Methodological Shift: The paper argues against "blind" batch correction. Instead, it advocates for biologically guided adversarial training, where specific, known confounders (like cell count) are targeted while preserving the complex biological signal necessary for classification.
Dataset Composition: The study highlights that the distribution of biological indicators (like cell count) across train/test splits is critical. Researchers are advised to inspect these distributions to ensure models are not learning technical artifacts.
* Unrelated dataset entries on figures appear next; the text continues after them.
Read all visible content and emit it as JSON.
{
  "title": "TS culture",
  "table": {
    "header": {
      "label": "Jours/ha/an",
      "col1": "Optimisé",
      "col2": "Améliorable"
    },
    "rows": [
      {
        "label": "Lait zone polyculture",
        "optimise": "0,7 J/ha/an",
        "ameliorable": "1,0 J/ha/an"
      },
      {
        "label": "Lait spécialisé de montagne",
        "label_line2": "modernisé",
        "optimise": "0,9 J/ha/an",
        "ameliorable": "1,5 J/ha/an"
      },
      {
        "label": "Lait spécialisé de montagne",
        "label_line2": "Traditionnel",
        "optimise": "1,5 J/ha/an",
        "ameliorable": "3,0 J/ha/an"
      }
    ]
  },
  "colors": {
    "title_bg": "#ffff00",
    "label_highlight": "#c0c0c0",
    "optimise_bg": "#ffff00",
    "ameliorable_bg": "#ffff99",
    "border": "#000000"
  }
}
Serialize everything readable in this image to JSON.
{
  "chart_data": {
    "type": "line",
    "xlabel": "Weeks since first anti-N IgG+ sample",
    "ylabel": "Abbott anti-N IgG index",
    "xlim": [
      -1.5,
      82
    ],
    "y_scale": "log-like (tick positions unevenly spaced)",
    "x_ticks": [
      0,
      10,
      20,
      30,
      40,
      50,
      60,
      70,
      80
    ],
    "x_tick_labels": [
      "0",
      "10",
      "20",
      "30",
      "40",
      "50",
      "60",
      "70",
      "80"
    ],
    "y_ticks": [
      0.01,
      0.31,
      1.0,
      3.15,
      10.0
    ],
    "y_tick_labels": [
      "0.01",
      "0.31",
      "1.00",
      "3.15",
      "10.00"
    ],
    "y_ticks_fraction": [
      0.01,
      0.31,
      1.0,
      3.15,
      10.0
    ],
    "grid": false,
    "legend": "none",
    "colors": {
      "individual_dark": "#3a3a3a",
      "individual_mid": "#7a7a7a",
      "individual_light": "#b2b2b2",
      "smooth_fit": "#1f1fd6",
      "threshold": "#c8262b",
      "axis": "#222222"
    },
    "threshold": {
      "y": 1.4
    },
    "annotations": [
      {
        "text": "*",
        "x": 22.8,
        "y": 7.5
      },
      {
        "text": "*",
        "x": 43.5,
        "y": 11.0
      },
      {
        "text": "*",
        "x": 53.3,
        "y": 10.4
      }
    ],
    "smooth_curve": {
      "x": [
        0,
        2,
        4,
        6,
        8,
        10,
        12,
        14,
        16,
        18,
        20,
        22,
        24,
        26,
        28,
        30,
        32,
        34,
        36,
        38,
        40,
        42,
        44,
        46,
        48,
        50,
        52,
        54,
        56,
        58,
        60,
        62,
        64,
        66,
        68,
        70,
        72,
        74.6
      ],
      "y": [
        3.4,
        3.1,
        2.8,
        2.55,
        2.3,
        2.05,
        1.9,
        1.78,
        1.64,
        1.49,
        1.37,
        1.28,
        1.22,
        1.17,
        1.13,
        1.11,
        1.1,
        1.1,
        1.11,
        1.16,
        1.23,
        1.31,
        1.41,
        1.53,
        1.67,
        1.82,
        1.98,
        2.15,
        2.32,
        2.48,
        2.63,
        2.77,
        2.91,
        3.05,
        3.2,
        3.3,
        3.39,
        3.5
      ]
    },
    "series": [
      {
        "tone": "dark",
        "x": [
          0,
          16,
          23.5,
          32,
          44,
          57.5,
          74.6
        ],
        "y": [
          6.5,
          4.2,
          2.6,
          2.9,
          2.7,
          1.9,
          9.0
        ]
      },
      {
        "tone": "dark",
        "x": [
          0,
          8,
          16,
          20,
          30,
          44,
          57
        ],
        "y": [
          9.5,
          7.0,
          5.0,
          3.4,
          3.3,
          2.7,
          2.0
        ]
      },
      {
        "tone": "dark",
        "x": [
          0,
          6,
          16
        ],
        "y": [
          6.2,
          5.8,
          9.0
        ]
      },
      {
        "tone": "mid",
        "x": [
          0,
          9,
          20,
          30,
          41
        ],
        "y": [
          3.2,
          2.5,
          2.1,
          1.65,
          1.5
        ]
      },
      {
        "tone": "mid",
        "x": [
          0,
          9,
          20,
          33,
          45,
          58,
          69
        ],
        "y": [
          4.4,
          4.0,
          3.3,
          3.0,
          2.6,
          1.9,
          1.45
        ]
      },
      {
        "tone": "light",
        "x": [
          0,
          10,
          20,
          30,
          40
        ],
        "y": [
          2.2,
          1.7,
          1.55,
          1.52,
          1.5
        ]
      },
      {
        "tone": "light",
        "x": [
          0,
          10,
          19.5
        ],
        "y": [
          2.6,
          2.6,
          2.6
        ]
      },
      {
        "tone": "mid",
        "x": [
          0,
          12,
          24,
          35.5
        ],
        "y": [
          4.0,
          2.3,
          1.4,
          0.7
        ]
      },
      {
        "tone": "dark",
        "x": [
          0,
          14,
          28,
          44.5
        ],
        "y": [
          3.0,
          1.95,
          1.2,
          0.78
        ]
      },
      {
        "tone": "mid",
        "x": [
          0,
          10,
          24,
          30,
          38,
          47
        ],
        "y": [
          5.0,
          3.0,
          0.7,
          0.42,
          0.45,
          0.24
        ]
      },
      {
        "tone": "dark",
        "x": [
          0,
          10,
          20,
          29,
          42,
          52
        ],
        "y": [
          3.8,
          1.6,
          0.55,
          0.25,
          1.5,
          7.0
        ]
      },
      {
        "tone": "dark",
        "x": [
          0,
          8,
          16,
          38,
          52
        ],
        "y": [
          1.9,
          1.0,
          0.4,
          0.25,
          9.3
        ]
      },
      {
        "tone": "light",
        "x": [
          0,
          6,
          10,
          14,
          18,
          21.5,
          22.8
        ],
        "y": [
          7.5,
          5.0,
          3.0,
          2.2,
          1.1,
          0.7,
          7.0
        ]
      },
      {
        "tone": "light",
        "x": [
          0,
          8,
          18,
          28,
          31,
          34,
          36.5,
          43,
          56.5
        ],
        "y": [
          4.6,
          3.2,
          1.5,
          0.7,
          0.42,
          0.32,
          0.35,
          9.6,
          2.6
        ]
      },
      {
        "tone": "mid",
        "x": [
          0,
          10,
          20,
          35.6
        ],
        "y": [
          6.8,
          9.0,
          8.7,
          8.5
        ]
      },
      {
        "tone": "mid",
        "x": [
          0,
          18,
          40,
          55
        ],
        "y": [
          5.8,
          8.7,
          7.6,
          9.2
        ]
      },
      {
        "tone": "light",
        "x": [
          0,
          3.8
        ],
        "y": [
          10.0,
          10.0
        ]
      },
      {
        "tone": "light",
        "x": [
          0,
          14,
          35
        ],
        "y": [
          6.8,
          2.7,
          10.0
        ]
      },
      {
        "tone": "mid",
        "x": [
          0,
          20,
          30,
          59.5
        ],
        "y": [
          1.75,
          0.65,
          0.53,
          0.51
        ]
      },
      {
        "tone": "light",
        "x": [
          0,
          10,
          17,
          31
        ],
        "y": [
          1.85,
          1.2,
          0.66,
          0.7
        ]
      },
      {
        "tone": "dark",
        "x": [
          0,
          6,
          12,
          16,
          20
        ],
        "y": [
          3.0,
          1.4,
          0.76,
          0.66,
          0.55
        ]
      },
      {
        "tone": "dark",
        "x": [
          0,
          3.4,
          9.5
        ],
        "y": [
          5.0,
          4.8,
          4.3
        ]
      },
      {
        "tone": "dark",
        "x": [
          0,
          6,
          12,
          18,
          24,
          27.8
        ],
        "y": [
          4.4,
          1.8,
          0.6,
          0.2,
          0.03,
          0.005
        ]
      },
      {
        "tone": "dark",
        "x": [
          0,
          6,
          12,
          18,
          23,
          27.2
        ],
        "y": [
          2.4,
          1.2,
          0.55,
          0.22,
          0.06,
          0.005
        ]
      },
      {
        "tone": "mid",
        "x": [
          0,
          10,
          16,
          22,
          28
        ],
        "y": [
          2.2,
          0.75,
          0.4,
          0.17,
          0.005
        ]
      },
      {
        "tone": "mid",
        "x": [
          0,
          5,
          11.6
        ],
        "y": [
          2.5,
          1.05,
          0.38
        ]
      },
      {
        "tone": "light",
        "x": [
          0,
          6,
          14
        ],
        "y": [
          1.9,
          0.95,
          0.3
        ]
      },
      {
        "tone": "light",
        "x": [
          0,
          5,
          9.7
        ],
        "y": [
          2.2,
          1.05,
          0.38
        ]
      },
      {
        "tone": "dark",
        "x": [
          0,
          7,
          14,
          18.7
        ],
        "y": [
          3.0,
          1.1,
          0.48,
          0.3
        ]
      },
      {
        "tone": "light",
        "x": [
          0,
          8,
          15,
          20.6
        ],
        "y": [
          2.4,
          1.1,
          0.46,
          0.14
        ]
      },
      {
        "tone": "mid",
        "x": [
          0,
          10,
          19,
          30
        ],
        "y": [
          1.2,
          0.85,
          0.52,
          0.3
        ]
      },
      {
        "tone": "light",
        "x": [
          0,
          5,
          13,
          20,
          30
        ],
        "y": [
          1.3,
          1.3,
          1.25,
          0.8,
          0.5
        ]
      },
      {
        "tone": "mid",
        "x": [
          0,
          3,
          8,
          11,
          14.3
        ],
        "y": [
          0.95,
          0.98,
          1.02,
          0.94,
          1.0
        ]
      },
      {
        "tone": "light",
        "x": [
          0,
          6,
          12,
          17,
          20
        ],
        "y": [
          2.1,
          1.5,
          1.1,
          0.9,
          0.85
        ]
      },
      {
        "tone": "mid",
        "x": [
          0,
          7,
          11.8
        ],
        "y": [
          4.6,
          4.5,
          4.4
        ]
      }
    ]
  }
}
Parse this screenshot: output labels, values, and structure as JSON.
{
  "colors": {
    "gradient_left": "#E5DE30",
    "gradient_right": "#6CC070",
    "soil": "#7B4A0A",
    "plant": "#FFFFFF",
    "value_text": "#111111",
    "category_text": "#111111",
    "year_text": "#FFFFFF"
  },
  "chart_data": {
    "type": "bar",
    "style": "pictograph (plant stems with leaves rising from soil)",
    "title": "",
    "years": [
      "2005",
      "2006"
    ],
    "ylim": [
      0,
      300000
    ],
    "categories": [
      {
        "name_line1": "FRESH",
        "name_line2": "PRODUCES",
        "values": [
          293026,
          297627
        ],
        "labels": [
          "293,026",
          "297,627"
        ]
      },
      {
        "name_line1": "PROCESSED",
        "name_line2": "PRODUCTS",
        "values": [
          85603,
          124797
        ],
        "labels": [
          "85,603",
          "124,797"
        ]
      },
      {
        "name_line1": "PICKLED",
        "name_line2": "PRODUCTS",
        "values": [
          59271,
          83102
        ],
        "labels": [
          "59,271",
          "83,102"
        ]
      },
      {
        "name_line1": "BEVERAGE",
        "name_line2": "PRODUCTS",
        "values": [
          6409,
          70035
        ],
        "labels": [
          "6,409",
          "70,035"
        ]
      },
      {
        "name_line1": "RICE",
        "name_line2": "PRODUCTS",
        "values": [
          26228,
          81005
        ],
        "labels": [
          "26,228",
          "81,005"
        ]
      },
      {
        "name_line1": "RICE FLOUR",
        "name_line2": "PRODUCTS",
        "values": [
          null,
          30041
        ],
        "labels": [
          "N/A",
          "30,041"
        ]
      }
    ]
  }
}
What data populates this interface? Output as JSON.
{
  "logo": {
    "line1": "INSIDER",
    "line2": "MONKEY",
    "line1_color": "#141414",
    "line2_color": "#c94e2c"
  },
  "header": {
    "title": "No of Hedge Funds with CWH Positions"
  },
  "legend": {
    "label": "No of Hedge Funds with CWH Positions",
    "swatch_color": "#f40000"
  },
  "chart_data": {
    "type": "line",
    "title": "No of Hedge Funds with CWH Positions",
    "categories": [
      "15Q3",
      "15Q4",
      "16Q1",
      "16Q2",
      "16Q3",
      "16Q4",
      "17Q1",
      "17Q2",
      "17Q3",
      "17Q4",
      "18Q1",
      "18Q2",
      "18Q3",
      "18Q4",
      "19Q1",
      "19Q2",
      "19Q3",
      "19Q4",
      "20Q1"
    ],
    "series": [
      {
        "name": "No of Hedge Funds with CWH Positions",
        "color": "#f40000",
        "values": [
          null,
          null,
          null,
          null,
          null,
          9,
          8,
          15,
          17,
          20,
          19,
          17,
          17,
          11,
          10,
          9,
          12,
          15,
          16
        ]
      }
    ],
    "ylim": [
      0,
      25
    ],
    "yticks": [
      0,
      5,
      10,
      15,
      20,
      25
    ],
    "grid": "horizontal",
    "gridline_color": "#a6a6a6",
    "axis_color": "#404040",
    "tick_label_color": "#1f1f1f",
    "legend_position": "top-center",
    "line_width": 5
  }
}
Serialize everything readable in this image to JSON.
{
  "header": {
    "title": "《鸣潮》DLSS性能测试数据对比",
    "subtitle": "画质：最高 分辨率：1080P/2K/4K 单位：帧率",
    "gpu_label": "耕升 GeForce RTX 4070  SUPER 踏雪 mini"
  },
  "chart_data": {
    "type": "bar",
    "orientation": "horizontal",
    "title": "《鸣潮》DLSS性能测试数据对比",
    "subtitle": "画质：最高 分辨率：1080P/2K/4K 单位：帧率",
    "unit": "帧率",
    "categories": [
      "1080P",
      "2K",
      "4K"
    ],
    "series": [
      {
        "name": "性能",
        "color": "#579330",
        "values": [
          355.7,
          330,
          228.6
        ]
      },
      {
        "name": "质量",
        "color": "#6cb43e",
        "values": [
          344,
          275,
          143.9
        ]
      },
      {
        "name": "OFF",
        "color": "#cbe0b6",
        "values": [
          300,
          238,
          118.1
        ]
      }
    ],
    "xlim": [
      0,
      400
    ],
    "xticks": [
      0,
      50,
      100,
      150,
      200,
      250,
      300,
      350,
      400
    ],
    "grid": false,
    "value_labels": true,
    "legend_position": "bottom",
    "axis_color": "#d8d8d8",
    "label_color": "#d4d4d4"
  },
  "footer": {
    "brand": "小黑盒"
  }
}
New Benchmark: The authors provide a refined subset of the JUMP-CP dataset as a new benchmark for future batch correction research.

In summary, SHOT-CCR demonstrates that combining test-time adaptation with a targeted adversarial mechanism to suppress specific biological confounders (cell count) significantly outperforms existing batch correction methods, particularly in scenarios with limited data or high technical variability.